ORCHARD PARK — Despite a great start, and a surprisingly attentive, if sparse crowd that offered up a rousing standing ovation at the conclusion of the first quarter, the Bills still managed to break from the two-minute huddle on Sunday down 16 points to a team many consider one of the league’s lightweights.
Remember that number — 16. It might help this hapless edition of the Bills make history.
As in oh-and ...
Sure, Buffalo scored a garbage time TD when Steve Johnson hauled a short pass in from Ryan Fitzpatrick to cut it to 10, but the serious discussion had already begun. How bad is this version of the franchise?
Really bad. Maybe historically bad.
And not just the most pitiful team here in Buffalo, but on par with the worst the league has ever seen.
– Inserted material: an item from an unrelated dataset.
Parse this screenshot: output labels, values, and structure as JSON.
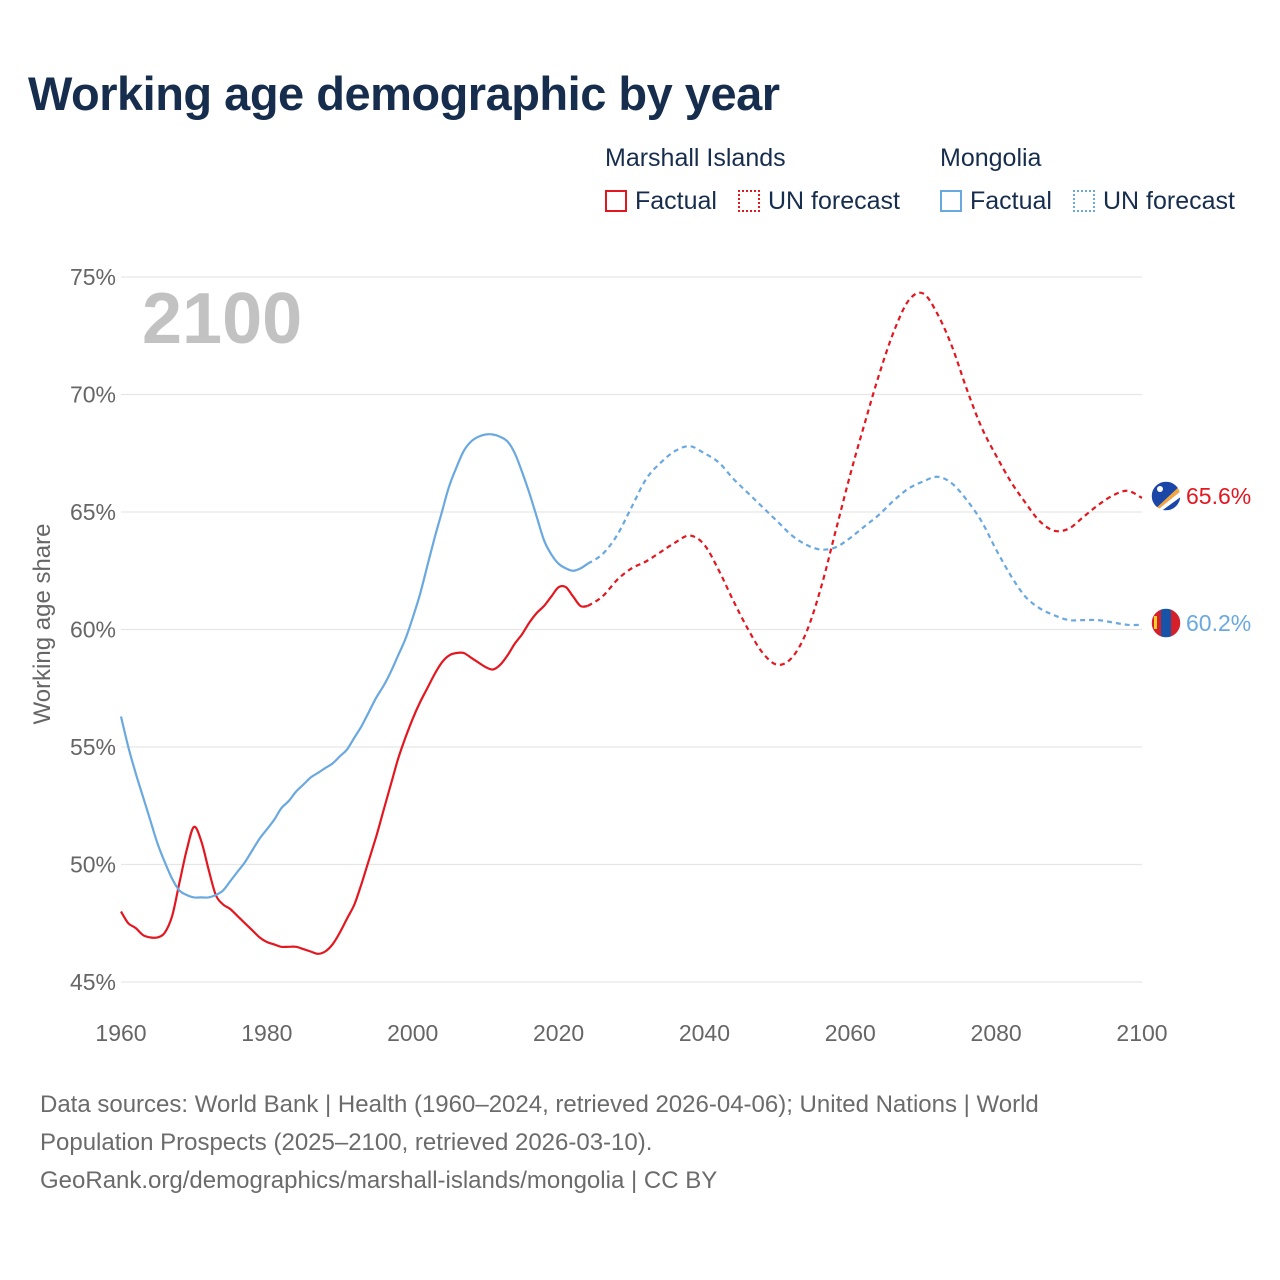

Scour the schedule for a winnable game through the remainder of the Bills schedule and it’s a spooky scavenger hunt.
Kansas City in three weeks? Not a chance the way the Chiefs’ defense is playing and with the inherent edge the hosts will get at Arrowhead.
At home against Cleveland in early December? Perhaps, but with the gaping holes in Buffalo’s run defense and after watching the Browns’ between-the-tackles ground game powered by brickhouse Peyton Hills, the visitors should have the edge if the weather turns frightful. And since it’s in December, it’ll be frightful.
So it’s conceivable — in fact, an ever-improving bet at this point — to believe the Bills could become just the second team in National Football League history to finish a 16-game season without a victory.
And as the onslaught of banners and TV ads is quick to point out — you’ve gotta Bill-ieve.
You could sense by the vibe a bright guy like Ryan Fitzpatrick was giving off in the postgame press conference that he finally grasps how bad his team is. As if he was humming with his fingers in his ears when others dismissed the Bills before, now Fitzpatrick finally come to grips with the state of the franchise.